Sexta-feira, 28 de Dezembro de 2007

TALIBANZAI

Nunca antes escrevi uma linha que fosse acerca desta senhora. Se hoje o faço é apenas para tentar redimir-me de tal omissão. E porque sinto que o assassínio de Benazir Bhutto marcará de forma indelével o futuro próximo deste mundo feio onde os cobardes se multiplicam para se dividirem em pedaços e arrastarem consigo, estilhaçada, toda a réstia de esperança na coragem cada vez mais desesperada dos verdadeiros heróis, os que não sobejam.

Se naquilo a que chamamos “ocidente” as mulheres capazes de atingirem uma posição cimeira são escassas e enfrentam uma resistência impossível de desmentir por parte do eterno masculino, a oriente a força e a capacidade necessárias para atingir qualquer poder suplantam aquilo que temos por mais exigente.
Nesse contexto, a figura de Benazir já possuía uma dimensão quase mítica. Com este trágico (mas previsível) desfecho, o impacto da passagem desta paquistanesa tenaz pelo mundo poderá fazer-se sentir de uma forma que nem o mais iluminado analista ousará vaticinar.

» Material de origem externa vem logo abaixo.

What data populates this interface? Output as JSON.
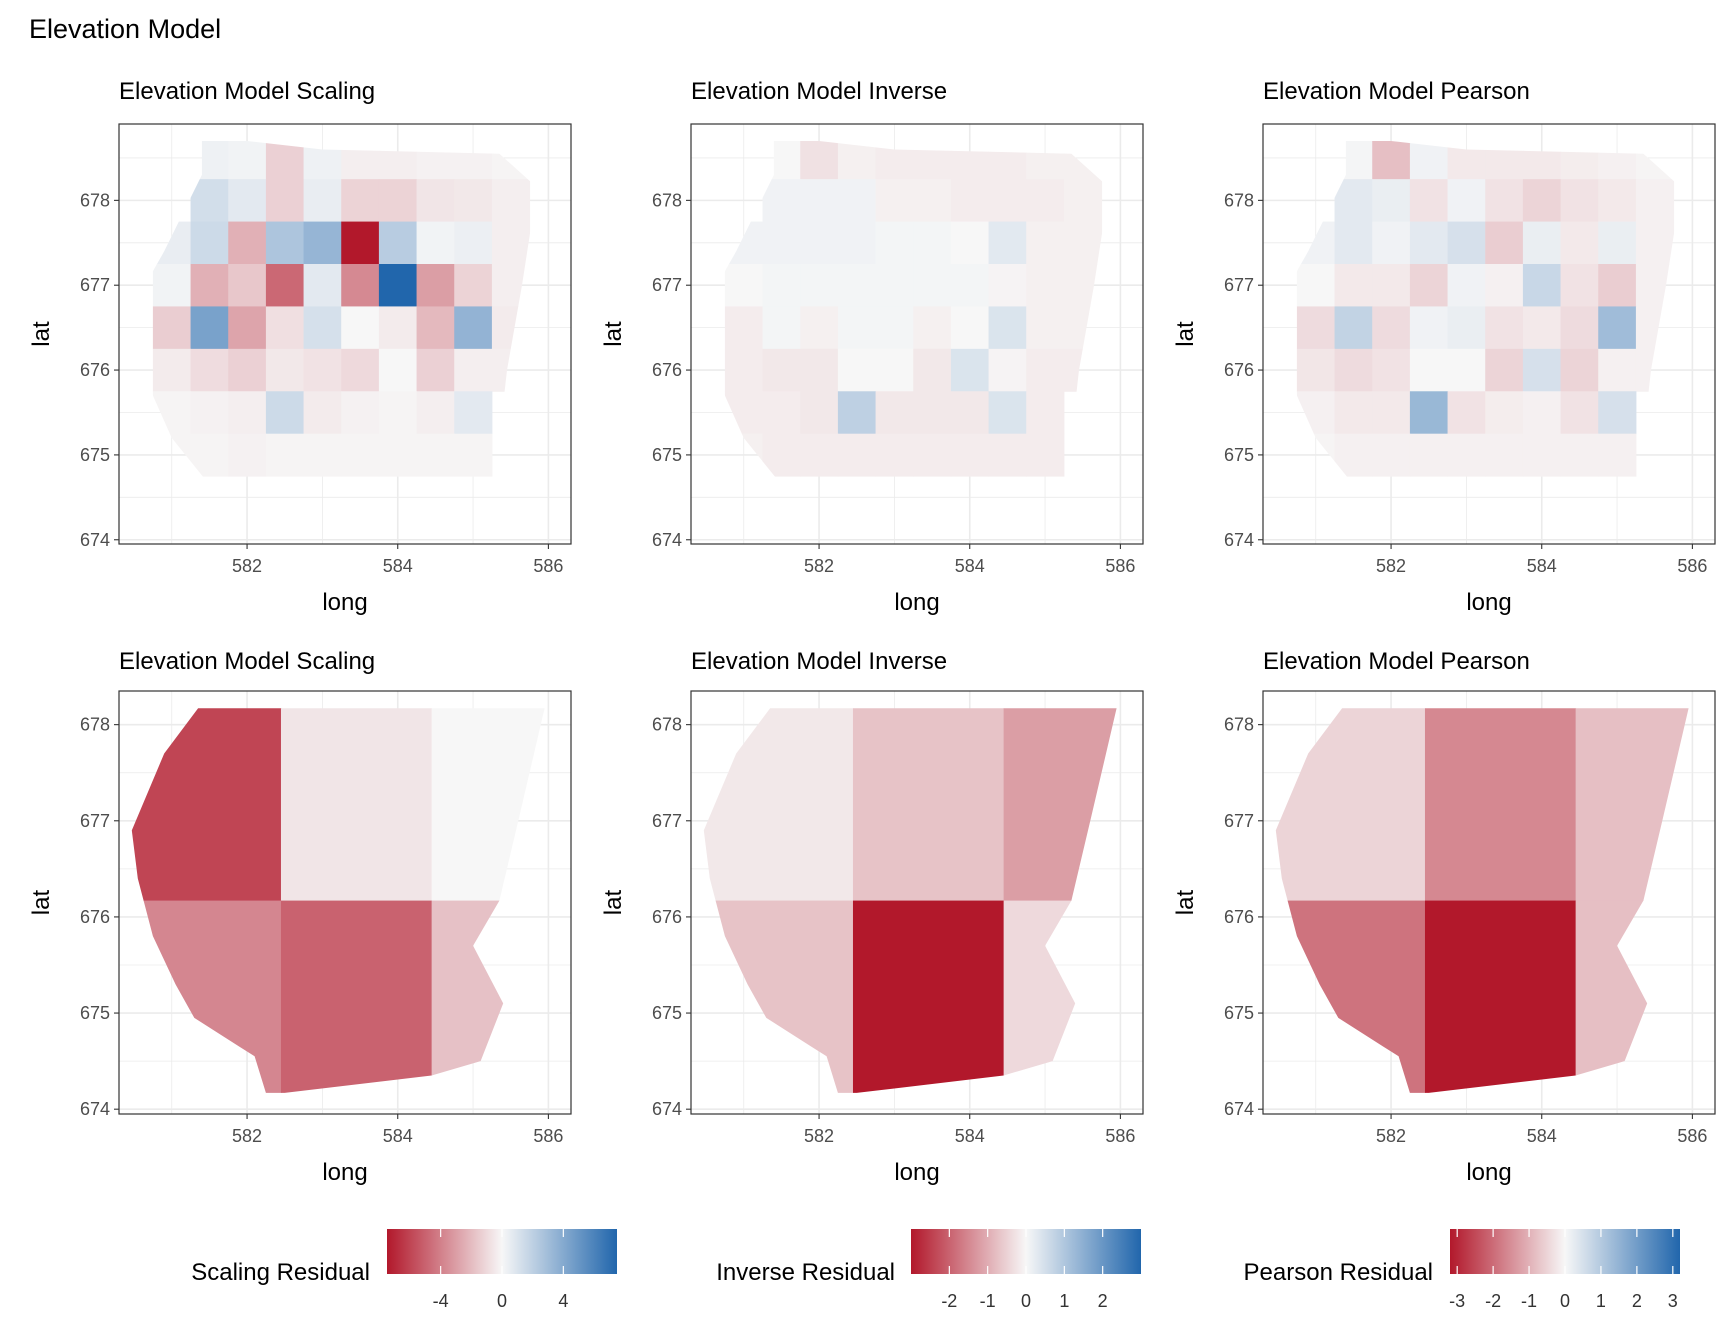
{
  "figure": {
    "title": "Elevation Model"
  },
  "colors": {
    "neg": "#b2182b",
    "mid": "#f7f7f7",
    "pos": "#2166ac",
    "grid": "#ebebeb",
    "frame": "#333333"
  },
  "chart_data": [
    {
      "type": "heatmap",
      "title": "Elevation Model Scaling",
      "xlabel": "long",
      "ylabel": "lat",
      "xticks": [
        "582",
        "584",
        "586"
      ],
      "yticks": [
        "674",
        "675",
        "676",
        "677",
        "678"
      ],
      "xlim": [
        580.3,
        586.3
      ],
      "ylim": [
        673.95,
        678.9
      ],
      "color_limits": [
        -7.5,
        7.5
      ],
      "cell_size": 0.5,
      "x_centers": [
        581.0,
        581.5,
        582.0,
        582.5,
        583.0,
        583.5,
        584.0,
        584.5,
        585.0,
        585.5
      ],
      "y_centers": [
        678.5,
        678.0,
        677.5,
        677.0,
        676.5,
        676.0,
        675.5,
        675.0
      ],
      "values": [
        [
          null,
          0.3,
          0.2,
          -1.3,
          0.3,
          -0.3,
          -0.3,
          -0.2,
          -0.2,
          -0.1
        ],
        [
          null,
          1.3,
          0.7,
          -1.3,
          0.5,
          -1.2,
          -1.2,
          -0.6,
          -0.5,
          -0.3
        ],
        [
          0.5,
          1.5,
          -2.4,
          2.6,
          3.4,
          -7.5,
          2.2,
          0.2,
          0.4,
          -0.3
        ],
        [
          0.2,
          -2.4,
          -1.6,
          -4.8,
          0.7,
          -3.7,
          7.5,
          -3.0,
          -1.2,
          -0.3
        ],
        [
          -1.4,
          4.4,
          -2.8,
          -0.8,
          1.2,
          0.0,
          -0.4,
          -2.1,
          3.5,
          -0.4
        ],
        [
          -0.4,
          -0.9,
          -1.3,
          -0.5,
          -0.7,
          -1.0,
          0.0,
          -1.3,
          -0.3,
          -0.3
        ],
        [
          -0.1,
          -0.2,
          -0.3,
          1.5,
          -0.4,
          -0.2,
          -0.1,
          -0.3,
          0.7,
          null
        ],
        [
          -0.1,
          -0.1,
          -0.2,
          -0.1,
          -0.1,
          -0.1,
          -0.1,
          -0.1,
          -0.1,
          null
        ]
      ]
    },
    {
      "type": "heatmap",
      "title": "Elevation Model Inverse",
      "xlabel": "long",
      "ylabel": "lat",
      "xticks": [
        "582",
        "584",
        "586"
      ],
      "yticks": [
        "674",
        "675",
        "676",
        "677",
        "678"
      ],
      "xlim": [
        580.3,
        586.3
      ],
      "ylim": [
        673.95,
        678.9
      ],
      "color_limits": [
        -3,
        3
      ],
      "cell_size": 0.5,
      "x_centers": [
        581.0,
        581.5,
        582.0,
        582.5,
        583.0,
        583.5,
        584.0,
        584.5,
        585.0,
        585.5
      ],
      "y_centers": [
        678.5,
        678.0,
        677.5,
        677.0,
        676.5,
        676.0,
        675.5,
        675.0
      ],
      "values": [
        [
          null,
          0.0,
          -0.3,
          -0.1,
          -0.15,
          -0.15,
          -0.15,
          -0.15,
          -0.1,
          -0.1
        ],
        [
          null,
          0.1,
          0.1,
          0.1,
          -0.1,
          -0.1,
          -0.15,
          -0.15,
          -0.15,
          -0.1
        ],
        [
          0.1,
          0.1,
          0.1,
          0.1,
          0.05,
          0.05,
          0.0,
          0.3,
          -0.1,
          -0.1
        ],
        [
          0.0,
          0.05,
          0.05,
          0.05,
          0.05,
          0.05,
          0.05,
          -0.05,
          -0.1,
          -0.1
        ],
        [
          -0.15,
          0.05,
          -0.1,
          0.05,
          0.05,
          -0.1,
          0.0,
          0.4,
          -0.1,
          -0.1
        ],
        [
          -0.15,
          -0.2,
          -0.2,
          0.0,
          0.0,
          -0.2,
          0.4,
          -0.05,
          -0.15,
          -0.15
        ],
        [
          -0.15,
          -0.15,
          -0.2,
          0.8,
          -0.2,
          -0.2,
          -0.2,
          0.4,
          -0.15,
          null
        ],
        [
          -0.1,
          -0.15,
          -0.15,
          -0.15,
          -0.15,
          -0.15,
          -0.15,
          -0.15,
          -0.15,
          null
        ]
      ]
    },
    {
      "type": "heatmap",
      "title": "Elevation Model Pearson",
      "xlabel": "long",
      "ylabel": "lat",
      "xticks": [
        "582",
        "584",
        "586"
      ],
      "yticks": [
        "674",
        "675",
        "676",
        "677",
        "678"
      ],
      "xlim": [
        580.3,
        586.3
      ],
      "ylim": [
        673.95,
        678.9
      ],
      "color_limits": [
        -3.2,
        3.2
      ],
      "cell_size": 0.5,
      "x_centers": [
        581.0,
        581.5,
        582.0,
        582.5,
        583.0,
        583.5,
        584.0,
        584.5,
        585.0,
        585.5
      ],
      "y_centers": [
        678.5,
        678.0,
        677.5,
        677.0,
        676.5,
        676.0,
        675.5,
        675.0
      ],
      "values": [
        [
          null,
          0.05,
          -0.8,
          0.1,
          -0.2,
          -0.2,
          -0.2,
          -0.15,
          -0.1,
          -0.05
        ],
        [
          null,
          0.3,
          0.2,
          -0.3,
          0.1,
          -0.3,
          -0.5,
          -0.3,
          -0.2,
          -0.1
        ],
        [
          0.1,
          0.3,
          0.1,
          0.3,
          0.5,
          -0.6,
          0.2,
          -0.2,
          0.2,
          -0.1
        ],
        [
          0.0,
          -0.2,
          -0.2,
          -0.5,
          0.1,
          -0.1,
          0.7,
          -0.3,
          -0.6,
          -0.1
        ],
        [
          -0.4,
          0.8,
          -0.4,
          0.1,
          0.2,
          -0.3,
          -0.2,
          -0.4,
          1.3,
          -0.1
        ],
        [
          -0.25,
          -0.4,
          -0.3,
          0.0,
          0.0,
          -0.5,
          0.5,
          -0.5,
          -0.1,
          -0.1
        ],
        [
          -0.1,
          -0.2,
          -0.2,
          1.4,
          -0.3,
          -0.15,
          -0.1,
          -0.3,
          0.5,
          null
        ],
        [
          -0.05,
          -0.1,
          -0.1,
          -0.1,
          -0.1,
          -0.1,
          -0.1,
          -0.1,
          -0.1,
          null
        ]
      ]
    },
    {
      "type": "heatmap",
      "title": "Elevation Model Scaling",
      "xlabel": "long",
      "ylabel": "lat",
      "xticks": [
        "582",
        "584",
        "586"
      ],
      "yticks": [
        "674",
        "675",
        "676",
        "677",
        "678"
      ],
      "xlim": [
        580.3,
        586.3
      ],
      "ylim": [
        673.95,
        678.35
      ],
      "color_limits": [
        -7.5,
        7.5
      ],
      "x_edges": [
        580.47,
        582.45,
        584.45,
        586.0
      ],
      "y_edges": [
        674.15,
        676.17,
        678.17
      ],
      "values": [
        [
          -6.0,
          -0.6,
          0.0
        ],
        [
          -3.8,
          -5.0,
          -1.8
        ]
      ]
    },
    {
      "type": "heatmap",
      "title": "Elevation Model Inverse",
      "xlabel": "long",
      "ylabel": "lat",
      "xticks": [
        "582",
        "584",
        "586"
      ],
      "yticks": [
        "674",
        "675",
        "676",
        "677",
        "678"
      ],
      "xlim": [
        580.3,
        586.3
      ],
      "ylim": [
        673.95,
        678.35
      ],
      "color_limits": [
        -3,
        3
      ],
      "x_edges": [
        580.47,
        582.45,
        584.45,
        586.0
      ],
      "y_edges": [
        674.15,
        676.17,
        678.17
      ],
      "values": [
        [
          -0.2,
          -0.7,
          -1.2
        ],
        [
          -0.7,
          -3.0,
          -0.4
        ]
      ]
    },
    {
      "type": "heatmap",
      "title": "Elevation Model Pearson",
      "xlabel": "long",
      "ylabel": "lat",
      "xticks": [
        "582",
        "584",
        "586"
      ],
      "yticks": [
        "674",
        "675",
        "676",
        "677",
        "678"
      ],
      "xlim": [
        580.3,
        586.3
      ],
      "ylim": [
        673.95,
        678.35
      ],
      "color_limits": [
        -3.2,
        3.2
      ],
      "x_edges": [
        580.47,
        582.45,
        584.45,
        586.0
      ],
      "y_edges": [
        674.15,
        676.17,
        678.17
      ],
      "values": [
        [
          -0.5,
          -1.6,
          -0.8
        ],
        [
          -1.9,
          -3.2,
          -0.8
        ]
      ]
    }
  ],
  "legends": [
    {
      "title": "Scaling Residual",
      "limits": [
        -7.5,
        7.5
      ],
      "ticks": [
        -4,
        0,
        4
      ],
      "labels": [
        "-4",
        "0",
        "4"
      ]
    },
    {
      "title": "Inverse Residual",
      "limits": [
        -3,
        3
      ],
      "ticks": [
        -2,
        -1,
        0,
        1,
        2
      ],
      "labels": [
        "-2",
        "-1",
        "0",
        "1",
        "2"
      ]
    },
    {
      "title": "Pearson Residual",
      "limits": [
        -3.2,
        3.2
      ],
      "ticks": [
        -3,
        -2,
        -1,
        0,
        1,
        2,
        3
      ],
      "labels": [
        "-3",
        "-2",
        "-1",
        "0",
        "1",
        "2",
        "3"
      ]
    }
  ]
}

Chover no molhado seria referir aqui a preocupação inegável de todo um planeta com a instabilidade política e social numa potência nuclear. Sobretudo quando residem na nação pela qual Bhutto deu a vida talvez as mais débeis esperanças de conter o alastramento precisamente do fenómeno que este atentado letal representa.
A nova mártir do mundo islâmico, que não se reduz a facínoras suicidas, simbolizava em simultâneo o sonho democrático e a emancipação possível das mulheres no ambiente mais hostil para acolher tais veleidades combinadas.
A ameaça à sua integridade podia partir de fundamentalistas como de golpistas e só o futuro poderá desvendar quem, se apenas um dos lados, premiu (ou permitiu) este tresloucado gatilho.

E é nessa dimensão que desconhecemos as consequências póstumas da morte desta mulher especial que em vida lutou por valores tidos por universais neste lado morno da realidade que é a nossa.
A autoria e eventuais cumplicidades deste golpe de misericórdia nas hipóteses de estabilidade democrática no Paquistão irão ditar em boa medida os acontecimentos vindouros e ainda que o gang de Bin Laden reclame para si os louros, a reacção dos apoiantes de Benazir permite outro tipo de ilações.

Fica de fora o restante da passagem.